Does Windows Azure have the equivalent of AWS Identity Access Management?

So I have a mobile app that uses AWS's IAM infrastructure that effectively allows me to provide temporary access tokens to anonymous mobile devices, so that they can run queries against AWS services directly from the mobile device.
Does anyone know if Windows Azure has a drop in replacement for this sort of thing too? I've read about Windows Azure Access Control but all examples seem to focus on allowing authentication via the likes of Facebook, Twitter or Windows Live etc. In my case, I don't want the mobile user to have to "log-in" anywhere, I just want them to be able to access Azure services such as table storage, without having to go via my server.
Thanks!
You do have the ability to create Signed Access Signatures for all three Windows Azure Storage services (BLOBs, Queues and Tables) as well as for Windows Azure Service Bus Brokered Messages (Queues, Topics & Subscriptions). These SAS urls are temporary and you can create them ad-hoc with expiration times. After that time expires the device would have to request a new one, likely from your server. This reduce the load as they aren't coming back all the time, but you do still have to run something that will gen these SAS uris for the devices. You can generate SAS manually against the REST API direct, or you can use one of the SDKs to generate them for you (which also hit the REST API).
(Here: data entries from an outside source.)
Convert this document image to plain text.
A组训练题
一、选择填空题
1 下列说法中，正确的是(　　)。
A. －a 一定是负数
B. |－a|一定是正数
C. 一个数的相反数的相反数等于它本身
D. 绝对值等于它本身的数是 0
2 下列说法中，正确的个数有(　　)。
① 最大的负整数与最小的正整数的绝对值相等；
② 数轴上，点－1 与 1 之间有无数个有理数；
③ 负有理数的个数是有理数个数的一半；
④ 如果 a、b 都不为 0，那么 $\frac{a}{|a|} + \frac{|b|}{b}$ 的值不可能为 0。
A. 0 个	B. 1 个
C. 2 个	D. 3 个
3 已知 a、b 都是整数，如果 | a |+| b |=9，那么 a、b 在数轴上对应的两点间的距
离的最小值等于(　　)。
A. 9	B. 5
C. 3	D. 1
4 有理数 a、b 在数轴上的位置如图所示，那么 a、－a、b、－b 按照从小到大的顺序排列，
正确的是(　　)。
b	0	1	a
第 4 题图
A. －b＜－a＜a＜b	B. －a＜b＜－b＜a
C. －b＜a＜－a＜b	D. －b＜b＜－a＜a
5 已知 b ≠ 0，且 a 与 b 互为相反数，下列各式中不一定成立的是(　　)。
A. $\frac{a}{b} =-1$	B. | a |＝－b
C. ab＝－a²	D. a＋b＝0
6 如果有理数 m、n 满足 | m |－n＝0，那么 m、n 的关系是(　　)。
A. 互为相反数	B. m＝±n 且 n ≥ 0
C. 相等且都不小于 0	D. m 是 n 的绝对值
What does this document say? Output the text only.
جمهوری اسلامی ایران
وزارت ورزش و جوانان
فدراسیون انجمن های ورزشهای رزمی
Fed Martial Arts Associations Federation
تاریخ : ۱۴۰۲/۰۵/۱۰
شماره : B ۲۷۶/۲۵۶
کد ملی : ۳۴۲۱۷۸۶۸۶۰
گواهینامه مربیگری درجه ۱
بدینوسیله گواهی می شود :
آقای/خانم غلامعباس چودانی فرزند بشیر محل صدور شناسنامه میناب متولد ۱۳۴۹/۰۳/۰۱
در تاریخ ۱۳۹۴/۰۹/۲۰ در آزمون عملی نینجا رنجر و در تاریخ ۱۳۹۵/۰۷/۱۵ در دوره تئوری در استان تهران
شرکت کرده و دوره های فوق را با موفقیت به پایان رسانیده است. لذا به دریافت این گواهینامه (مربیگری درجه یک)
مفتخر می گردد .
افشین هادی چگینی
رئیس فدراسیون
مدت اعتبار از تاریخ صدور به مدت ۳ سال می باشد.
Note that when you create a SAS you have the option of doing so as a Policy, or adhoc. A policy allows you to revoke a SAS at a later time, but you can only have so many of these defined at a time (likely too big of a restriction for a mobile scenario if you are doing by device). The adhoc approach allows you pretty much as many as you need (I think), but you don't have the ability to revoke it, it just has to expire.
Another option is to look at Windows Azure Mobile Services. This service runs on servers managed by Microsoft and you can use it to get at just about anything you want. You'd want to look at the "Custom API" feature. Also, make sure you understand the pricing model of mobile services (or really, that stands for any option you decide to go with).